The brain fog that afflicts many people who have undergone standard or high-dose chemotherapy is known as 'chemobrain'. In this clear, concise guide for cancer patients, survivors, families, friends, and caregivers, journalist Ellen Clegg provides the latest information on this much-discussed but poorly understood side effect of chemotherapy treatment. Based on interviews with physicians and scientists who have treated and studied this problem, Clegg explains in understandable terms how chemotherapy works at the most basic biological level and also provides practical tips for coping with the aftermath of chemotherapy treatment. The key areas she addresses include: tactics for dealing with cognitive problems, fatigue, and other lingering side effects; strategies for multitasking at home and re-entering the workforce; dealing with health insurance; the history of the patient empowerment movement that brought 'chemobrain' to the attention of the medical establishment in the first place; and the future of cancer research and the search for treatments that do less harm.

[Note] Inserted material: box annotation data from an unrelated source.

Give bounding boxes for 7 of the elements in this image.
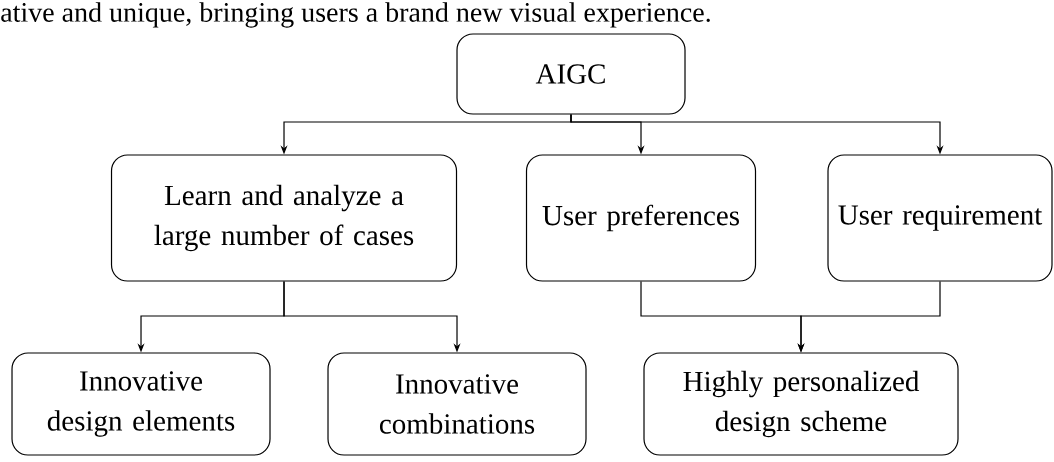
process-box: AIGC	[456, 33, 686, 115]
process-box: Learn and analyze a large number of cases	[110, 154, 458, 282]
process-box: Innovative design elements	[11, 352, 271, 456]
process-box: Innovative combinations	[327, 352, 587, 456]
process-box: Highly personalized design scheme	[643, 352, 959, 456]
process-box: User preferences	[525, 154, 757, 282]
process-box: User requirement	[827, 154, 1053, 282]
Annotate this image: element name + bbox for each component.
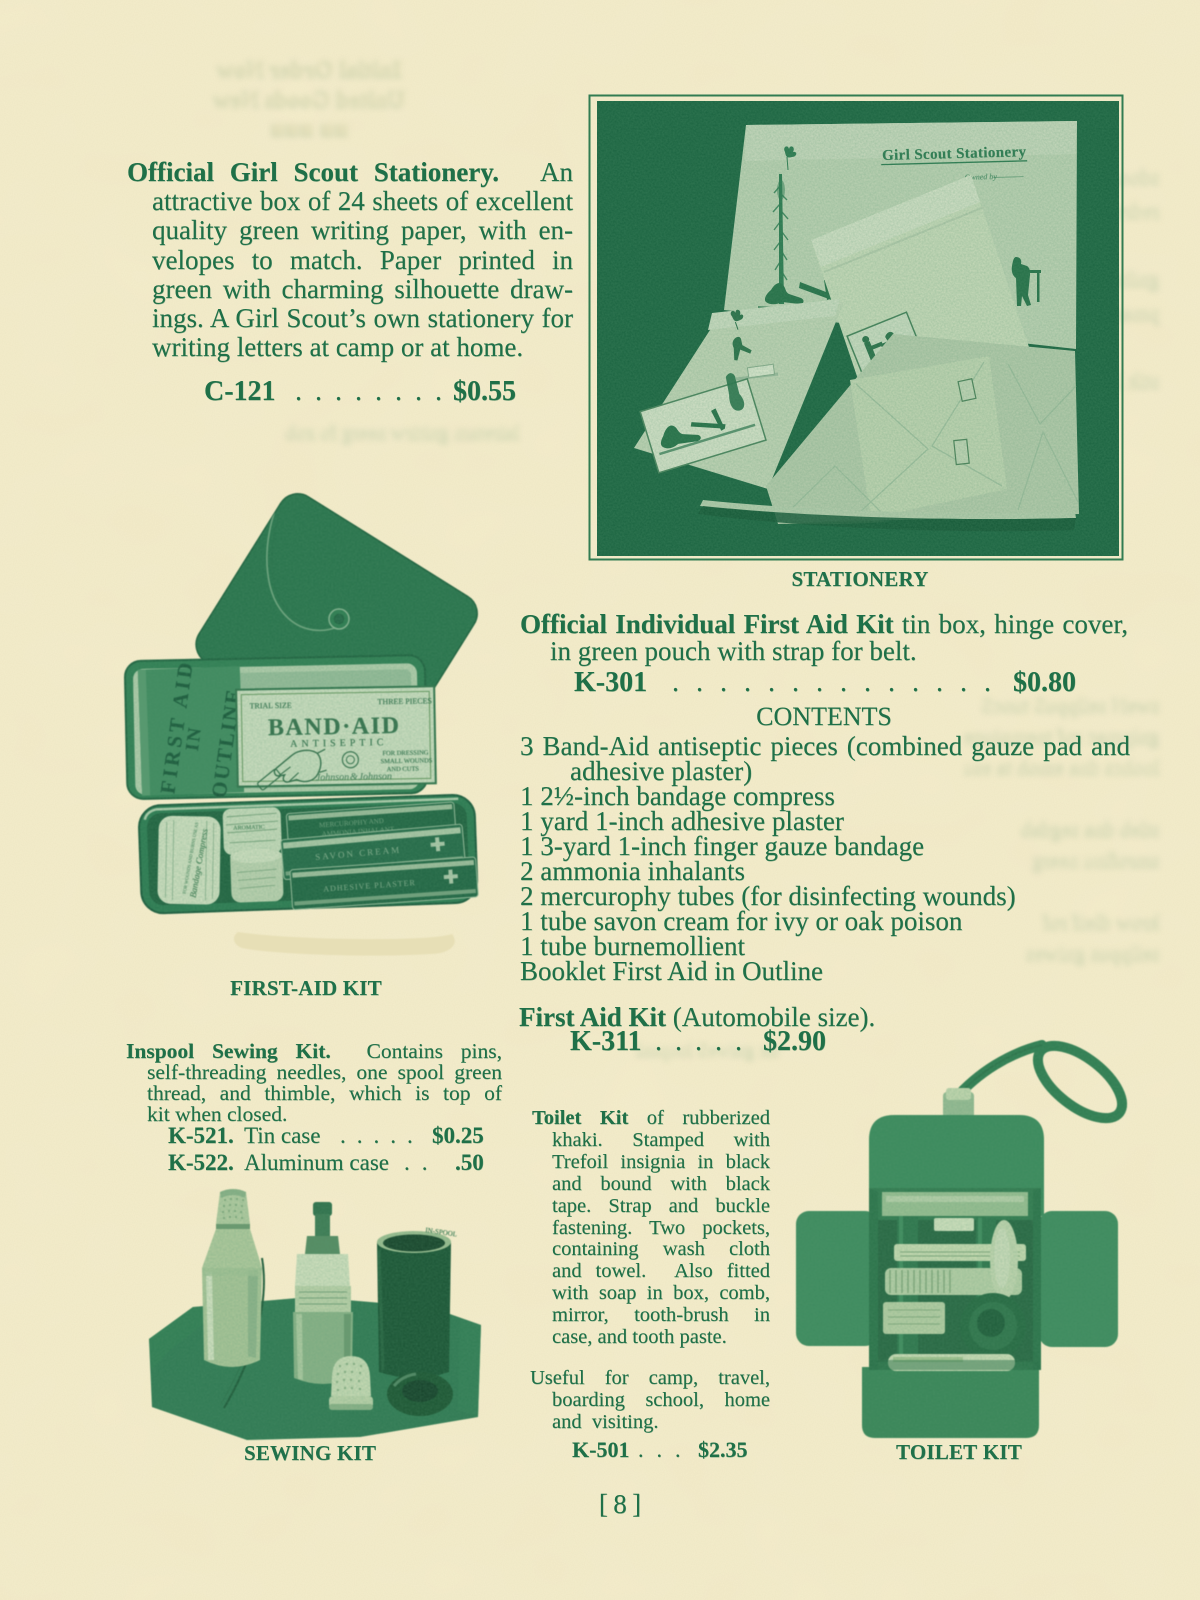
svg-text:AROMATIC: AROMATIC <box>233 825 265 832</box>
svg-text:FOR DRESSING: FOR DRESSING <box>382 749 428 757</box>
svg-text:Johnson & Johnson: Johnson & Johnson <box>316 771 392 783</box>
svg-text:AND CUTS: AND CUTS <box>387 766 420 774</box>
svg-text:ANTISEPTIC: ANTISEPTIC <box>290 737 387 750</box>
svg-text:THREE PIECES: THREE PIECES <box>377 696 432 706</box>
svg-text:BAND·AID: BAND·AID <box>268 713 400 741</box>
svg-text:TRIAL SIZE: TRIAL SIZE <box>249 701 291 711</box>
svg-text:SMALL WOUNDS: SMALL WOUNDS <box>380 757 432 765</box>
svg-text:IN: IN <box>182 725 206 753</box>
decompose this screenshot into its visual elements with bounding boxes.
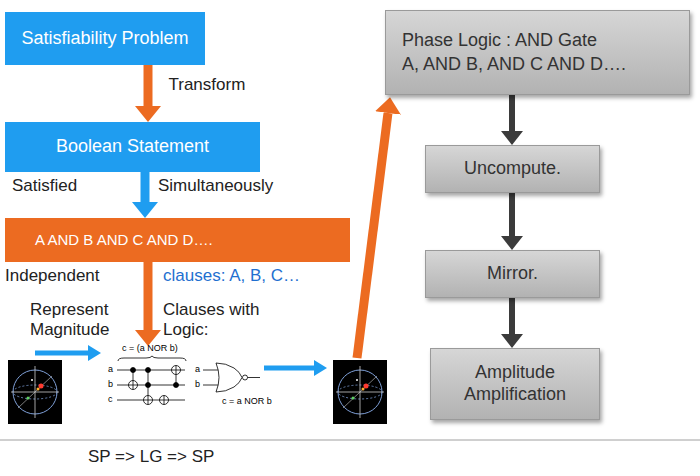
sphere-axis xyxy=(18,376,52,408)
circuit-label: c = (a NOR b) xyxy=(122,343,178,354)
wire xyxy=(117,370,185,371)
flow-arrow xyxy=(264,366,314,371)
box-title: Uncompute. xyxy=(464,158,561,180)
state-dot xyxy=(362,388,365,391)
flow-arrow xyxy=(509,193,515,236)
wire xyxy=(203,385,219,386)
target-symbol xyxy=(144,396,153,405)
target-symbol xyxy=(160,400,169,401)
box-title: Mirror. xyxy=(487,263,538,285)
box-title: Amplitude Amplification xyxy=(441,362,589,405)
flow-label: Represent Magnitude xyxy=(30,300,130,341)
flow-arrow xyxy=(144,65,153,106)
sphere-axis xyxy=(343,376,377,408)
wire-label: b xyxy=(195,379,200,390)
target-symbol xyxy=(144,400,153,401)
flow-arrow xyxy=(35,351,88,356)
flow-arrow xyxy=(509,95,515,131)
box-body: A, AND B, AND C AND D…. xyxy=(402,54,626,76)
state-dot xyxy=(39,384,44,389)
flow-label: clauses: A, B, C… xyxy=(163,266,300,286)
flow-label: Satisfied xyxy=(12,176,77,196)
wire xyxy=(248,377,261,378)
box-title: Phase Logic : AND Gate xyxy=(402,30,597,52)
flow-arrow xyxy=(141,172,150,202)
wire-label: b xyxy=(108,379,113,390)
process-box: Mirror. xyxy=(425,250,600,298)
state-dot xyxy=(364,384,369,389)
wire xyxy=(117,400,185,401)
nor-gate xyxy=(216,363,242,392)
target-symbol xyxy=(129,385,138,386)
state-dot xyxy=(352,397,355,400)
target-symbol xyxy=(172,366,181,375)
box-title: Satisfiability Problem xyxy=(21,28,188,50)
control-dot xyxy=(131,368,136,373)
flow-label: Independent xyxy=(5,266,100,286)
footer-rule xyxy=(0,440,700,441)
flow-label: Simultaneously xyxy=(158,176,273,196)
nor-bubble xyxy=(243,375,248,380)
wire xyxy=(203,370,219,371)
process-box: Uncompute. xyxy=(425,145,600,193)
flow-arrow xyxy=(357,113,388,358)
sphere-ground xyxy=(333,360,387,424)
state-dot xyxy=(31,379,33,381)
footer-note: SP => LG => SP xyxy=(88,447,214,467)
box-title: Boolean Statement xyxy=(56,136,209,158)
target-symbol xyxy=(160,396,169,405)
control-dot xyxy=(146,368,151,373)
flow-label: Clauses with Logic: xyxy=(163,300,288,341)
bloch-sphere xyxy=(333,360,387,424)
state-dot xyxy=(27,397,30,400)
process-box: A AND B AND C AND D…. xyxy=(5,218,350,262)
flow-arrow xyxy=(509,298,515,334)
process-box: Phase Logic : AND GateA, AND B, AND C AN… xyxy=(385,10,690,95)
control-dot xyxy=(174,383,179,388)
edge-label: Transform xyxy=(167,75,248,95)
brace xyxy=(118,356,186,361)
process-box: Amplitude Amplification xyxy=(430,348,600,420)
box-title: A AND B AND C AND D…. xyxy=(35,231,213,249)
circuit-label: c = a NOR b xyxy=(222,396,272,407)
flow-arrow xyxy=(144,262,153,330)
wire-label: c xyxy=(108,394,113,405)
wire-label: a xyxy=(195,364,200,375)
sphere-ground xyxy=(8,360,62,424)
process-box: Satisfiability Problem xyxy=(5,12,205,65)
wire-label: a xyxy=(108,364,113,375)
target-symbol xyxy=(129,381,138,390)
control-dot xyxy=(146,383,151,388)
target-symbol xyxy=(172,370,181,371)
process-box: Boolean Statement xyxy=(5,122,260,172)
state-dot xyxy=(37,388,40,391)
bloch-sphere xyxy=(8,360,62,424)
state-dot xyxy=(356,379,358,381)
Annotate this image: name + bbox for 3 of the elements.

This is the only book to delve into the cognitive problems associated with chemotherapy that many patients and survivors have complained of for years. "ChemoBrain" brings together cutting-edge science, the compelling stories of adults and children who have struggled for rears with cognitive dysfunction, and the coping strategies being developed on the front lines of patient care.
Ellen Clegg (Boston, MA) is editorial page editor at the "Boston Globe." Her prior positions at the "Globe" include deputy managing editor/news operations, health and science editor, night news editor, and city editor. She was also the managing editor for Communications Platforms at the Broad Institute, a genetic research center in Cambridge, Massachusetts headed by Eric Lander.